Descente aux enfers avec Vincent Larouche

L’exiguë galerie soon.tw fait intégralement place à une installation de Vincent Larouche, aux airs guillerets vite chassés. À partir d’une banque d’images dont pullule Internet, l’artiste campe une galerie de personnages au désespoir, malgré le caractère léger et bédéesque qui les habille. Le drame en cause demeure allusif mais pointe l’époque actuelle, qui, livrée au néolibéralisme, fait de tout l’objet d’un sauvage marché. Larouche retravaille une imagerie prête à l’emploi, et a priori vide de sens, qu’il recharge de l’héritage de la peinture ancienne et de ses mythologies.
À la faveur d’un temps de montage supplémentaire accordé en galerie, le jeune artiste a entrepris de couvrir tout l’espace d’exposition, y prolongeant l’univers de ses quelques tableaux accrochés au mur. Aplats colorés et blancheur nette présentent des surfaces lisses sur le fond desquelles se détachent les personnages, une finition commerciale dont Larouche met en doute la superficialité. Un désarroi tragique teinte toutes les actions montrées, de celui qui se trouve les poches vides ou, pire, de ceux qui pensent à la mort, par pendaison ou avec un fusil sur la tempe.
La violence sourde est celle du quotidien avec le manège de ses routines. Dans Bestiaires 2 (2018), l’une des rares toiles, l’hygiène corporelle de tous les jours enserre une funeste vision qui se nourrit des associations laissées ouvertes avec les autres éléments de l’installation. Entrepreneur, un personnage mué par une marche (trop) enjouée fait partie de la ronde esquissée dans l’espace, d’un mur à l’autre, que notre regard poursuit. En tête, un bandit de la finance se sauve avec la manne.
Antihéros
L’environnement créé ici par l’artiste est plus aseptisé, en un sens, que dans ses installations antérieures, à en juger par la documentation des expositions qu’il a présentées dans des espaces alternatifs de la trempe de soon.tw, comme Calaboose et Bunker 2 (en cours à Toronto). Bris et débris faisaient littéralement partie de la donne. Rien ne vient joncher le sol dans l’actuelle installation, pour laquelle le désastre dans le champ de la représentation est maintenu. Prise dans son ensemble, cette peinture murale retient un peu des fresques anciennes qui dépeignaient des scènes mythologiques chargées, racontant les hauts faits de dirigeants ou des fables édifiantes.

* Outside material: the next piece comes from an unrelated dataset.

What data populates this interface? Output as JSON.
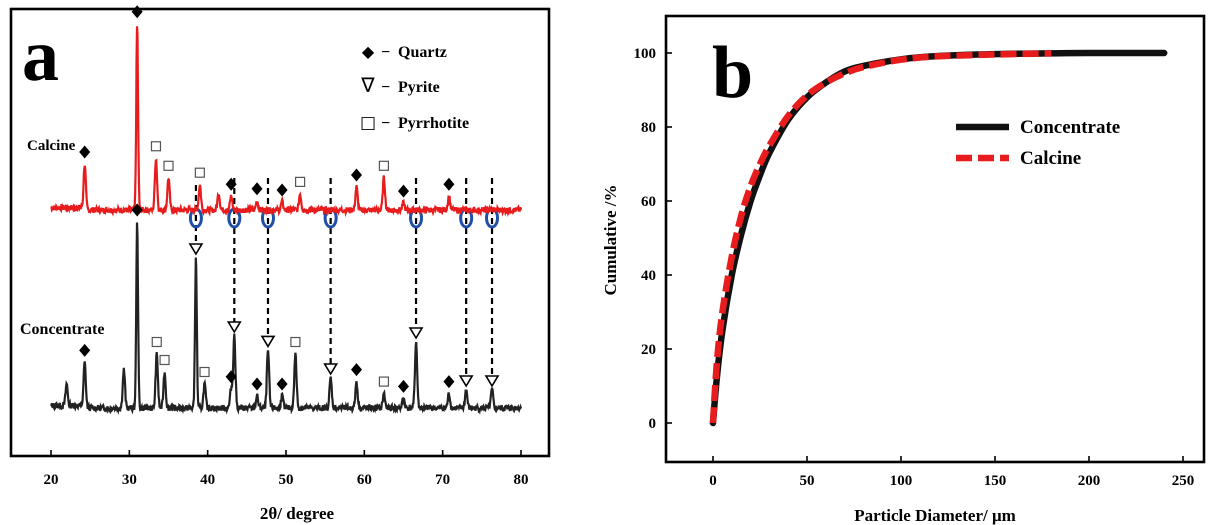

Un tableautin offre le visage cadré serré d’une madone, tel un indice des références où puise entre autres l’artiste. Sa production, loin d’en rester à la nature graphique des illustrations à la source, témoigne d’un attachement plus large pour la peinture, son histoire et son faire. Larouche crée des compositions qui agencent avec force les différents éléments, ce qui rend l’installation si captivante en lui octroyant une profondeur insoupçonnée.
Des mouvements giratoires s’activent ici et là, dans les pastilles blanches répétées d’un tableau et dans la répartition des figures dans l’espace. Avec eux, un vortex prend forme, vertigineux. Ces motifs et leur configuration pourraient rappeler les scènes agitées qui peuplaient certaines peintures maniéristes du XVIe siècle, nées dans un climat d’incertitude. D’autres motifs se répètent et se font écho, comme celui en double de la vitre cassée, une forme en miroir qui, sordide, suggère une fuite par défenestration. La trouée du verre se combine à d’autres composantes plastiques, parfois très subtiles, créant des tensions entre l’illusoire profondeur et la planéité de la surface ; la fenêtre n’a eu de cesse, d’ailleurs, de se décliner dans l’histoire de la peinture.
Un Geppetto résigné, une femme dans la mire du regard lubrique d’un homme et un insecte menaçant sont également présents dans cette galerie de personnages qui n’ont rien d’héroïques, aux prises avec un mal aussi sournois qu’indicible. C’est une descente aux enfers, résume le diptyque intitulé Catabase, mais qui n’a pas le caractère d’un voyage initiatique, puisqu’une signalétique routière « one way » peinte au mur, nous indique qu’il est interdit de faire marche arrière.